Registrar ocorrência ajuda na prevenção 
  
A Secretaria da Segurança Pública (SSP) de São Paulo se manifestou sobre o clima de insegurança que envolve a comunidade escolar da unidade de ensino Professora Beathriz Caixeiro Del Cistia. Por meio da Secretaria, a Polícia Civil de Sorocaba informa que o 8º Distrito Policial da cidade registrou uma ocorrência de roubo na rua citada nos últimos dez dias e investiga o caso. O órgão ressalta a importância do registro do Boletim de Ocorrência para a investigação e responsabilização dos autores de crimes, o que possibilita ainda o correto planejamento de rondas preventivas. Os roubos e furtos podem ser registrados em qualquer DP da cidade e também na internet pela delegacia eletrônica. A população também pode usar o Disque-denúncia pelo telefone 181, sem a necessidade de identificação. 
  
Polícia Militar 
  
No âmbito da Polícia Militar de São Paulo, a Secretaria da Segurança Pública informa que “a Polícia Militar, em respeito ao cidadão, realiza o policiamento no entorno das escolas buscando combater o crime e proteger as pessoas”. 
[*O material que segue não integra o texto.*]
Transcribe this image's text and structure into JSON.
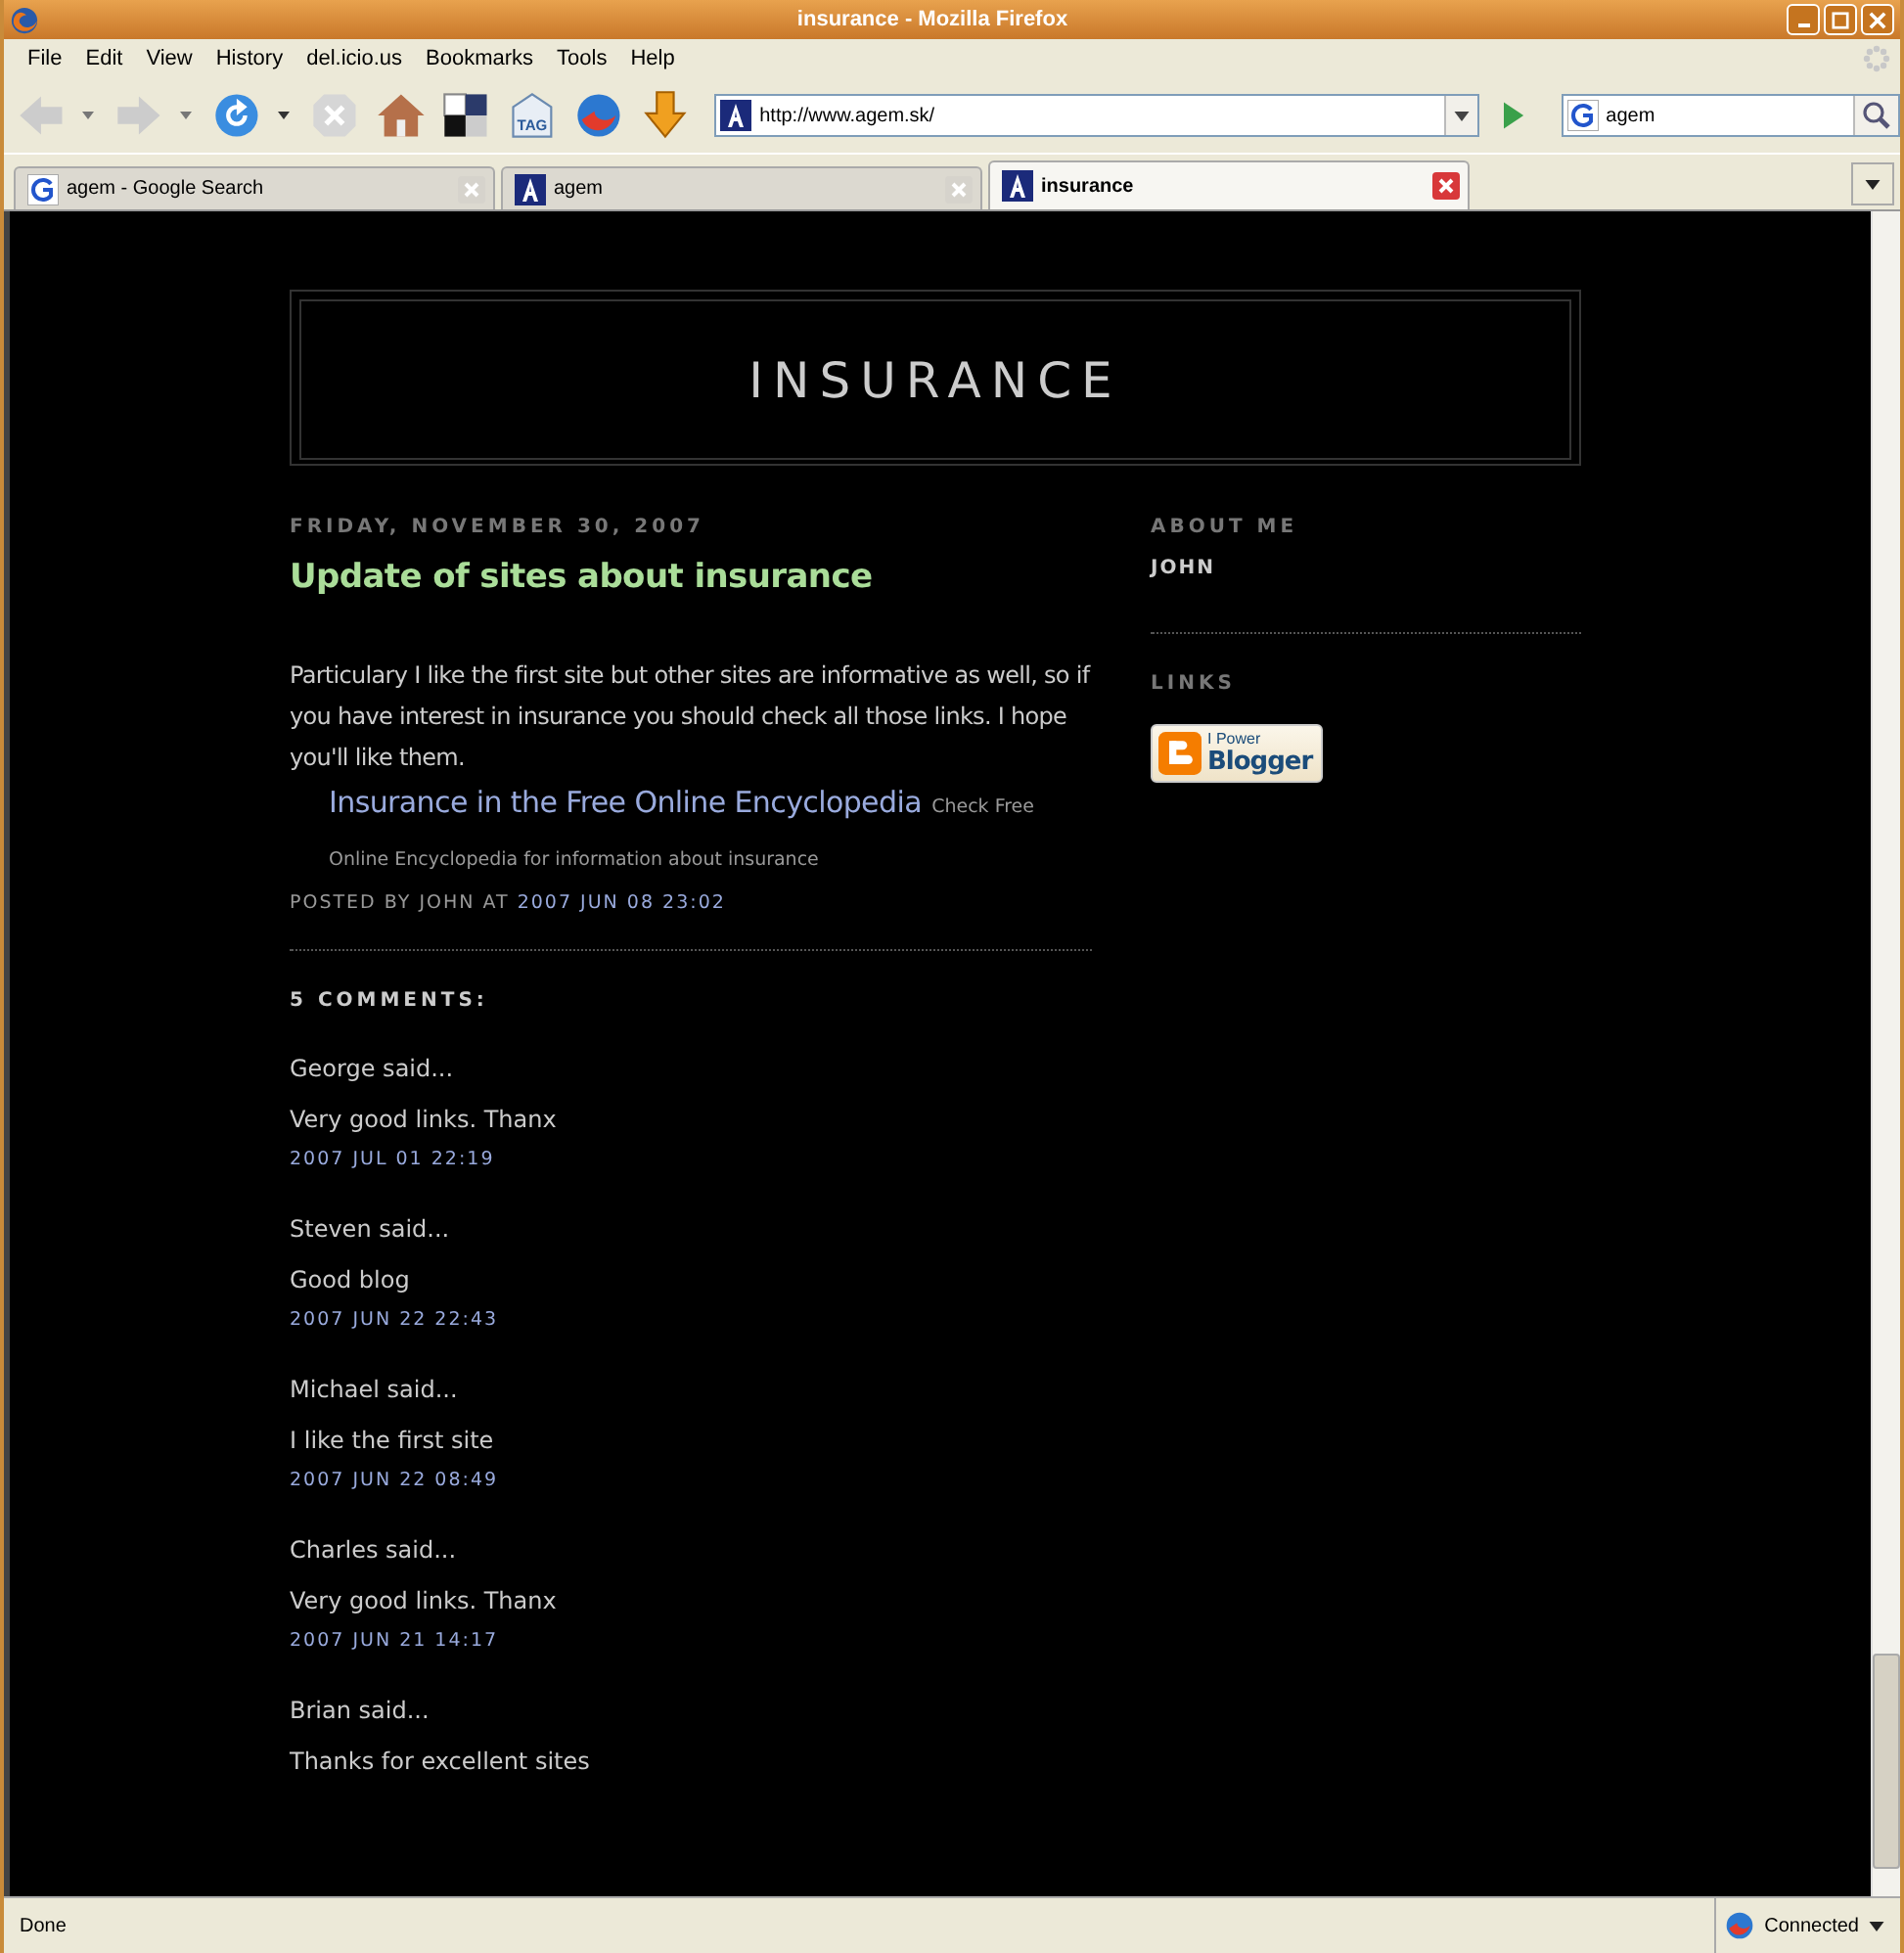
{
  "window": {
    "title": "insurance - Mozilla Firefox"
  },
  "menu": [
    "File",
    "Edit",
    "View",
    "History",
    "del.icio.us",
    "Bookmarks",
    "Tools",
    "Help"
  ],
  "tag_button": {
    "label": "TAG"
  },
  "address": {
    "value": "http://www.agem.sk/"
  },
  "search": {
    "value": "agem"
  },
  "tabs": [
    {
      "label": "agem - Google Search",
      "selected": false,
      "kind": "google"
    },
    {
      "label": "agem",
      "selected": false,
      "kind": "site"
    },
    {
      "label": "insurance",
      "selected": true,
      "kind": "site"
    }
  ],
  "blog": {
    "title": "INSURANCE",
    "date": "FRIDAY, NOVEMBER 30, 2007",
    "post_title": "Update of sites about insurance",
    "post_body": "Particulary I like the first site but other sites are informative as well, so if you have interest in insurance you should check all those links. I hope you'll like them.",
    "link": {
      "text": "Insurance in the Free Online Encyclopedia",
      "description": "Check Free Online Encyclopedia for information about insurance"
    },
    "posted_by": "POSTED BY JOHN AT",
    "post_time": "2007 JUN 08 23:02",
    "comments_heading": "5 COMMENTS:",
    "comments": [
      {
        "author": "George said...",
        "text": "Very good links. Thanx",
        "time": "2007 JUL 01 22:19"
      },
      {
        "author": "Steven said...",
        "text": "Good blog",
        "time": "2007 JUN 22 22:43"
      },
      {
        "author": "Michael said...",
        "text": "I like the first site",
        "time": "2007 JUN 22 08:49"
      },
      {
        "author": "Charles said...",
        "text": "Very good links. Thanx",
        "time": "2007 JUN 21 14:17"
      },
      {
        "author": "Brian said...",
        "text": "Thanks for excellent sites"
      }
    ]
  },
  "sidebar": {
    "about_heading": "ABOUT ME",
    "name": "JOHN",
    "links_heading": "LINKS",
    "badge": {
      "small": "I Power",
      "big": "Blogger"
    }
  },
  "status_bar": {
    "text": "Done",
    "connection": "Connected"
  }
}
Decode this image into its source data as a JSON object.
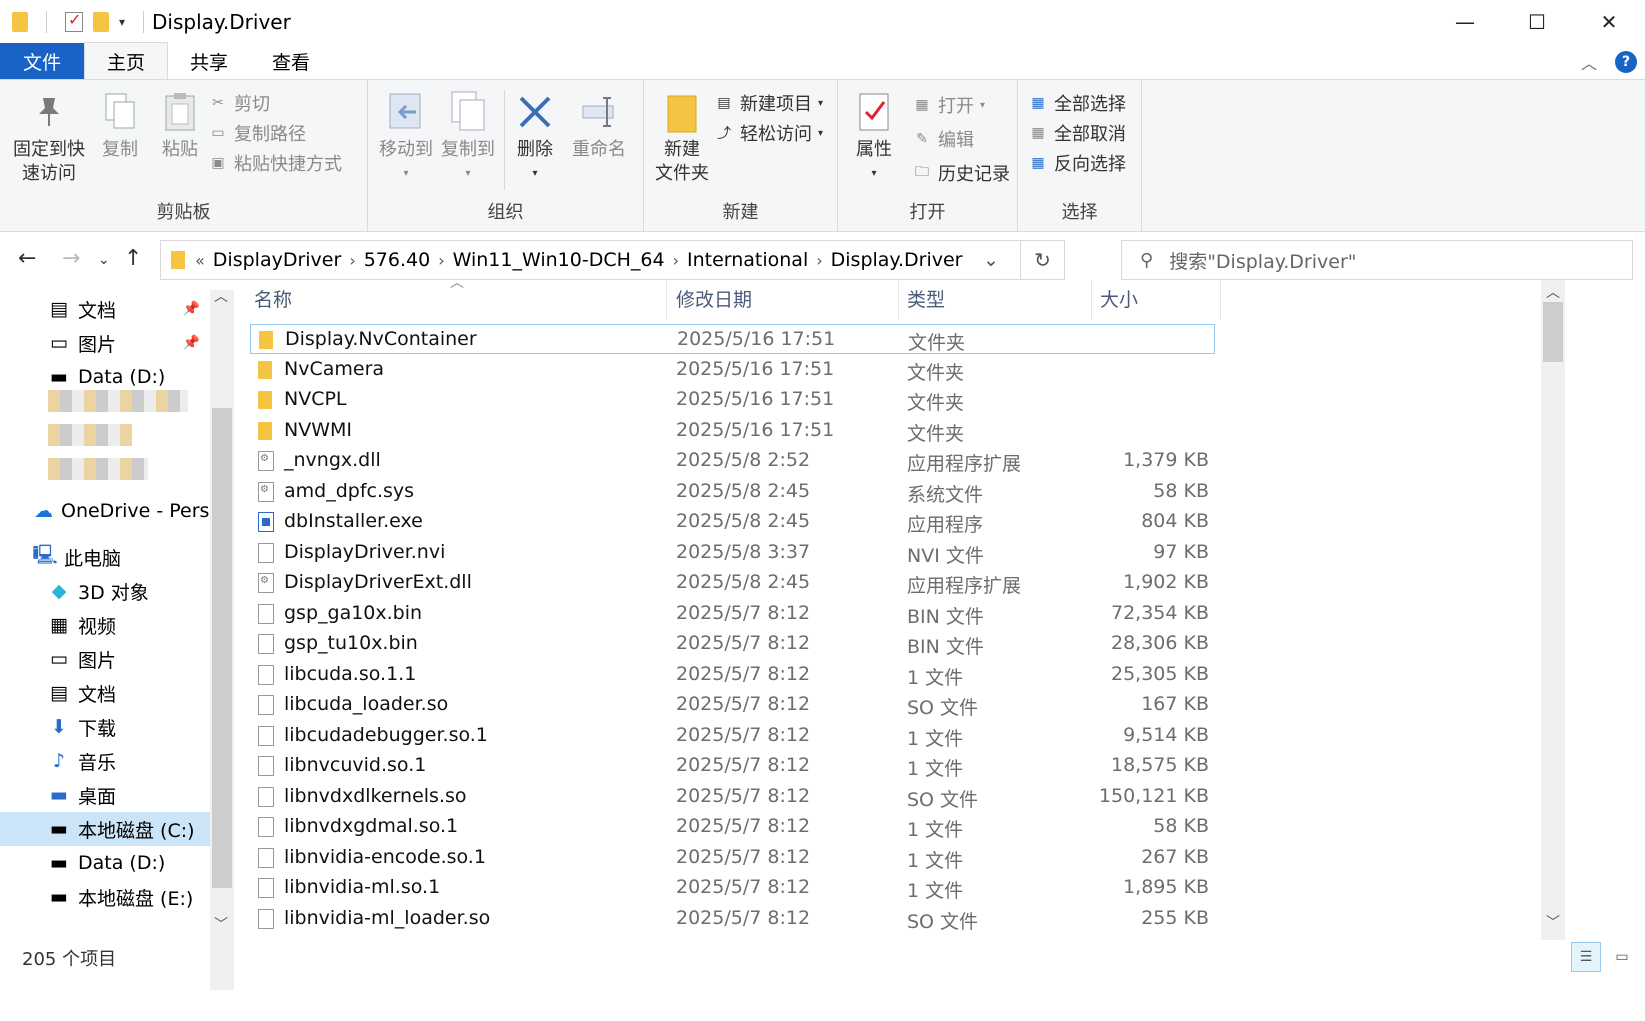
{
  "window": {
    "title": "Display.Driver",
    "minimize": "—",
    "maximize": "☐",
    "close": "✕"
  },
  "ribbon_tabs": [
    "文件",
    "主页",
    "共享",
    "查看"
  ],
  "ribbon": {
    "clipboard": {
      "label": "剪贴板",
      "pin": "固定到快\n速访问",
      "pin_l1": "固定到快",
      "pin_l2": "速访问",
      "copy": "复制",
      "paste": "粘贴",
      "cut": "剪切",
      "copy_path": "复制路径",
      "paste_shortcut": "粘贴快捷方式"
    },
    "organize": {
      "label": "组织",
      "move_to": "移动到",
      "copy_to": "复制到",
      "delete": "删除",
      "rename": "重命名"
    },
    "new": {
      "label": "新建",
      "new_folder_l1": "新建",
      "new_folder_l2": "文件夹",
      "new_item": "新建项目",
      "easy_access": "轻松访问"
    },
    "open": {
      "label": "打开",
      "properties": "属性",
      "open": "打开",
      "edit": "编辑",
      "history": "历史记录"
    },
    "select": {
      "label": "选择",
      "select_all": "全部选择",
      "select_none": "全部取消",
      "invert": "反向选择"
    }
  },
  "address": {
    "breadcrumbs": [
      "DisplayDriver",
      "576.40",
      "Win11_Win10-DCH_64",
      "International",
      "Display.Driver"
    ],
    "overflow": "«"
  },
  "search": {
    "placeholder": "搜索\"Display.Driver\""
  },
  "nav": {
    "quick": [
      {
        "label": "文档",
        "pinned": true
      },
      {
        "label": "图片",
        "pinned": true
      },
      {
        "label": "Data (D:)",
        "pinned": false
      }
    ],
    "onedrive": "OneDrive - Perso",
    "this_pc": "此电脑",
    "pc_items": [
      "3D 对象",
      "视频",
      "图片",
      "文档",
      "下载",
      "音乐",
      "桌面",
      "本地磁盘 (C:)",
      "Data (D:)",
      "本地磁盘 (E:)"
    ]
  },
  "columns": {
    "name": "名称",
    "date": "修改日期",
    "type": "类型",
    "size": "大小"
  },
  "files": [
    {
      "name": "Display.NvContainer",
      "date": "2025/5/16 17:51",
      "type": "文件夹",
      "size": "",
      "icon": "folder"
    },
    {
      "name": "NvCamera",
      "date": "2025/5/16 17:51",
      "type": "文件夹",
      "size": "",
      "icon": "folder"
    },
    {
      "name": "NVCPL",
      "date": "2025/5/16 17:51",
      "type": "文件夹",
      "size": "",
      "icon": "folder"
    },
    {
      "name": "NVWMI",
      "date": "2025/5/16 17:51",
      "type": "文件夹",
      "size": "",
      "icon": "folder"
    },
    {
      "name": "_nvngx.dll",
      "date": "2025/5/8 2:52",
      "type": "应用程序扩展",
      "size": "1,379 KB",
      "icon": "dll"
    },
    {
      "name": "amd_dpfc.sys",
      "date": "2025/5/8 2:45",
      "type": "系统文件",
      "size": "58 KB",
      "icon": "dll"
    },
    {
      "name": "dbInstaller.exe",
      "date": "2025/5/8 2:45",
      "type": "应用程序",
      "size": "804 KB",
      "icon": "exe"
    },
    {
      "name": "DisplayDriver.nvi",
      "date": "2025/5/8 3:37",
      "type": "NVI 文件",
      "size": "97 KB",
      "icon": "file"
    },
    {
      "name": "DisplayDriverExt.dll",
      "date": "2025/5/8 2:45",
      "type": "应用程序扩展",
      "size": "1,902 KB",
      "icon": "dll"
    },
    {
      "name": "gsp_ga10x.bin",
      "date": "2025/5/7 8:12",
      "type": "BIN 文件",
      "size": "72,354 KB",
      "icon": "file"
    },
    {
      "name": "gsp_tu10x.bin",
      "date": "2025/5/7 8:12",
      "type": "BIN 文件",
      "size": "28,306 KB",
      "icon": "file"
    },
    {
      "name": "libcuda.so.1.1",
      "date": "2025/5/7 8:12",
      "type": "1 文件",
      "size": "25,305 KB",
      "icon": "file"
    },
    {
      "name": "libcuda_loader.so",
      "date": "2025/5/7 8:12",
      "type": "SO 文件",
      "size": "167 KB",
      "icon": "file"
    },
    {
      "name": "libcudadebugger.so.1",
      "date": "2025/5/7 8:12",
      "type": "1 文件",
      "size": "9,514 KB",
      "icon": "file"
    },
    {
      "name": "libnvcuvid.so.1",
      "date": "2025/5/7 8:12",
      "type": "1 文件",
      "size": "18,575 KB",
      "icon": "file"
    },
    {
      "name": "libnvdxdlkernels.so",
      "date": "2025/5/7 8:12",
      "type": "SO 文件",
      "size": "150,121 KB",
      "icon": "file"
    },
    {
      "name": "libnvdxgdmal.so.1",
      "date": "2025/5/7 8:12",
      "type": "1 文件",
      "size": "58 KB",
      "icon": "file"
    },
    {
      "name": "libnvidia-encode.so.1",
      "date": "2025/5/7 8:12",
      "type": "1 文件",
      "size": "267 KB",
      "icon": "file"
    },
    {
      "name": "libnvidia-ml.so.1",
      "date": "2025/5/7 8:12",
      "type": "1 文件",
      "size": "1,895 KB",
      "icon": "file"
    },
    {
      "name": "libnvidia-ml_loader.so",
      "date": "2025/5/7 8:12",
      "type": "SO 文件",
      "size": "255 KB",
      "icon": "file"
    }
  ],
  "status": {
    "count": "205 个项目"
  }
}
Conforme a Secretaria, o direcionamento do policiamento preventivo é realizado de acordo com os registros criminais, através de boletim de ocorrência, “os quais servem para medir a incidência criminal nas localidades e assim distribuir racionalmente as patrulhas escolares, bem como outros programas de policiamento, caso haja necessidade”.  
Dentro desse policiamento, explica a Secretaria, são realizadas abordagens a pessoas em atitudes suspeitas, ou outras ações da polícia, conforme o caso.  
Como medidas de prevenção, a Secretaria orienta aos alunos que não permaneçam por muito tempo em frente à escola; que procurem chegar próximo ao horário de entrada; enquanto aguardam o horário de entrada não ostentem aparelhos celulares, ou objetos de valor; e caso forem para a escola a pé, evitem passar por locais ermos, sem iluminação, e ainda que procurem se deslocar em grupos. 
As adjacências da Escola Estadual Professora Beathris Caixeiro Del Cistia, diz a nota enviada pela Secretaria, “é prioridade de patrulhamento das viaturas responsáveis pelo policiamento da área, bem como alvo de planejamento de ações policiais”.